Zlatanov, il Lord di Bulgaria

Da Carlo Gobbi 09/04/2018

Nella pallavolo di oggi chi dice Zlatanov dice Hristo. Ma il papà dello schiacciatore azzurro, Dimitar, è stato un grande: ha partecipato a tre Olimpiadi, ha vinto sette scudetti in patria e uno in Italia, mentre lo scorso anno è entrato nella Hall of Fame

Zlatanov. Un nome importante nella pallavolo. Bulgara prima. Oggi italiana. I ragazzi degli anni duemila conoscono Hristo (Izko per gli amici e i supporter, piacentini e non), schiacciatore della Copra Piacenza e, grazie Andrea Anastasi che hai provveduto, della nazionale. Quelli degli anni anta, che magari hanno qualche capello bianco oggi insieme a un pizzico di pancetta, si ricordano ancora di quell’altro Zlatanov, Dimitar. Zlatanov figlio pare avere oscurato la fama di Zlatanov padre. Attenzione: pare. Perché lui, Dimitar (un deprecabile errore di battitura ha trasformato per anni il suo nome in Dimiter, con la lettera E, sbagliatissimo, proto, correggi) è stato un grande di quel volley che oggi insistiamo a definire “dei pionieri”.
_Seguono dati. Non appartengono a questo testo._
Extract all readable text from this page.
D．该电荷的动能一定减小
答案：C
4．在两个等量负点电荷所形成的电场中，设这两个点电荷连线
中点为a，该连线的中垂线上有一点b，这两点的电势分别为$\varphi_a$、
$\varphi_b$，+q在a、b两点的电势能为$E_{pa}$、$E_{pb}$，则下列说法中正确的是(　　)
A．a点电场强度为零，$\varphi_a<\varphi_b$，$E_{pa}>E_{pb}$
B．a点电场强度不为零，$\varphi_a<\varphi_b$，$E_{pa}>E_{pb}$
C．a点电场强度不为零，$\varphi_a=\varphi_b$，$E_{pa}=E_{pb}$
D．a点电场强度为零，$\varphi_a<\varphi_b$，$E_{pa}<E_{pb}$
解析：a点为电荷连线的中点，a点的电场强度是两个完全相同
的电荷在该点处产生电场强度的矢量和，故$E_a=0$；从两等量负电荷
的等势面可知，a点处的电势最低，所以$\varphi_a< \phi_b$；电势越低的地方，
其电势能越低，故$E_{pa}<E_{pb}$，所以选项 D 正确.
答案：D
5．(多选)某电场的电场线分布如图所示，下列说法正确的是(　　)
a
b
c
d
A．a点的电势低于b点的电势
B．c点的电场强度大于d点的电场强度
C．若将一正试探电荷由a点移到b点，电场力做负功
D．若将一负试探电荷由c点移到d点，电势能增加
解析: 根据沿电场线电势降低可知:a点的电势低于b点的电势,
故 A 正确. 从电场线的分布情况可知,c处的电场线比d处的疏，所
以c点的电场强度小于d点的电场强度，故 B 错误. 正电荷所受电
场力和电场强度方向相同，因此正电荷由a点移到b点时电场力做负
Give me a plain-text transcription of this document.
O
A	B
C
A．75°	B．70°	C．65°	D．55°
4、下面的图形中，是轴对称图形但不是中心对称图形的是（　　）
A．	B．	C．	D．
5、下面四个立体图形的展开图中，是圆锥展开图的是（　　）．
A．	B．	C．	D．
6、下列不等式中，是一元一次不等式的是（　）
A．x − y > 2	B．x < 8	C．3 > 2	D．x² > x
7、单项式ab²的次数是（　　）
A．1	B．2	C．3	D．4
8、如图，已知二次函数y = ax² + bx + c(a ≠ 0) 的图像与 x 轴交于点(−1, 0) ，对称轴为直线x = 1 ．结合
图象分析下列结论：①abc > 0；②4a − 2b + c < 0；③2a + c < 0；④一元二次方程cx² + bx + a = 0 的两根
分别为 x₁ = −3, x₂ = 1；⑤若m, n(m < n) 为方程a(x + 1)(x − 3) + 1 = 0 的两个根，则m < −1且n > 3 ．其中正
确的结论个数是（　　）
Difficile, meglio impossibile, ma anche inutile, fare paragoni. I classici: “il figlio ha superato il padre”, o anche “l’allievo è più bravo del maestro”, in questo contesto non si può fare. Perché il papà, chiamiamolo Zlatone, ha giocato in altra epoca, tra gli anni Settanta e Ottanta, ed era centrale. Mentre il figlio, chiamiamolo Zlatino, un colosso di 202 cm che spara bordate da artiglieria, è un martellone da posto quattro. Così, niente paragoni. Sarebbero indigesti.
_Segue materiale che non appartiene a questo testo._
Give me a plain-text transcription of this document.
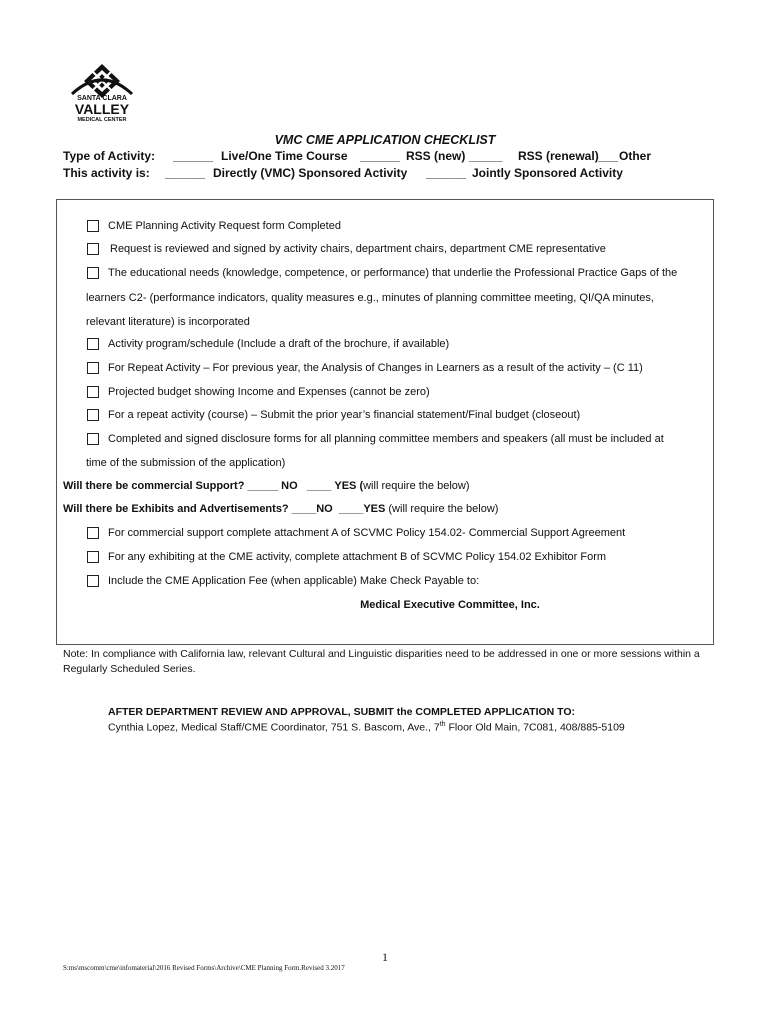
SANTA CLARA
VALLEY
MEDICAL CENTER
VMC CME APPLICATION CHECKLIST
Type of Activity: ______ Live/One Time Course ______ RSS (new) _____ RSS (renewal) ___ Other
This activity is: ______ Directly (VMC) Sponsored Activity ______ Jointly Sponsored Activity
CME Planning Activity Request form Completed
Request is reviewed and signed by activity chairs, department chairs, department CME representative
The educational needs (knowledge, competence, or performance) that underlie the Professional Practice Gaps of the
learners C2- (performance indicators, quality measures e.g., minutes of planning committee meeting, QI/QA minutes,
relevant literature) is incorporated
Activity program/schedule (Include a draft of the brochure, if available)
For Repeat Activity – For previous year, the Analysis of Changes in Learners as a result of the activity – (C 11)
Projected budget showing Income and Expenses (cannot be zero)
For a repeat activity (course) – Submit the prior year’s financial statement/Final budget (closeout)
Completed and signed disclosure forms for all planning committee members and speakers (all must be included at
time of the submission of the application)
Will there be commercial Support? _____ NO ____ YES (will require the below)
Will there be Exhibits and Advertisements? ____NO ____YES (will require the below)
For commercial support complete attachment A of SCVMC Policy 154.02- Commercial Support Agreement
For any exhibiting at the CME activity, complete attachment B of SCVMC Policy 154.02 Exhibitor Form
Include the CME Application Fee (when applicable) Make Check Payable to:
Medical Executive Committee, Inc.
Note: In compliance with California law, relevant Cultural and Linguistic disparities need to be addressed in one or more sessions within a Regularly Scheduled Series.
AFTER DEPARTMENT REVIEW AND APPROVAL, SUBMIT the COMPLETED APPLICATION TO:
Cynthia Lopez, Medical Staff/CME Coordinator, 751 S. Bascom, Ave., 7th Floor Old Main, 7C081, 408/885-5109
1
S:ms\mscomm\cme\infomaterial\2016 Revised Forms\Archive\CME Planning Form.Revised 3.2017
Però Zlatino oggi è popolarissimo presso le giovani fan. Anche se Chiara ha vinto la gara (rimetta gratuita, al solito) bruciando sul tempo (e sulla pazienza) tutte le antagoniste e regalandogli prima Mia e da poco anche Manuel.
Mentre Zlatone, e chi mai se lo ricorda? Non è giusto, ragazzi, credete. Perché Dimitar Zlatanov è stato uno dei più grandi giocatori di quell’epoca. Non ci credete? In ottobre, insieme a capitan Andrea Gardini, questo sì lo ricordate vero, non deludeteci, è stato a Holyoke, Massachussets (ma quante esse), città che ha dato i natali al volley. Gita sociale? Macché. Lui è entrato con il Gardo nella Hall of Fame della pallavolo mondiale. Un grande onore che non capita a tutti. Ma a pochi e selezionati. E che Zlatino, per adesso, si sogna soltanto. Ma non basta. Doug Beal, il santone che ha imposto una sterzata a questo sport sul campo a metà degli anni ottanta, ha pronunciato 30’ di preziosità impagabili sul conto di questo super-campione. Se si scomoda Doug Beal, allora è da prendere sul serio. Anche se Zlatone si è quasi vergognato di una presentazione così ridondante di aggettivi e di complimenti.
Perché lui, Dimitar Zlatanov, è un grande anche e soprattutto per modestia, educazione, stile, correttezza. In tanti anni, non l’abbiamo mai visto adirato o anche per un attimo semplicemente contrariato. Più che un bulgaro sembra un lord inglese con l’aplombe del gentiluomo e il fisico di un corazziere. E non è un complimento. Provate ad avvicinarlo.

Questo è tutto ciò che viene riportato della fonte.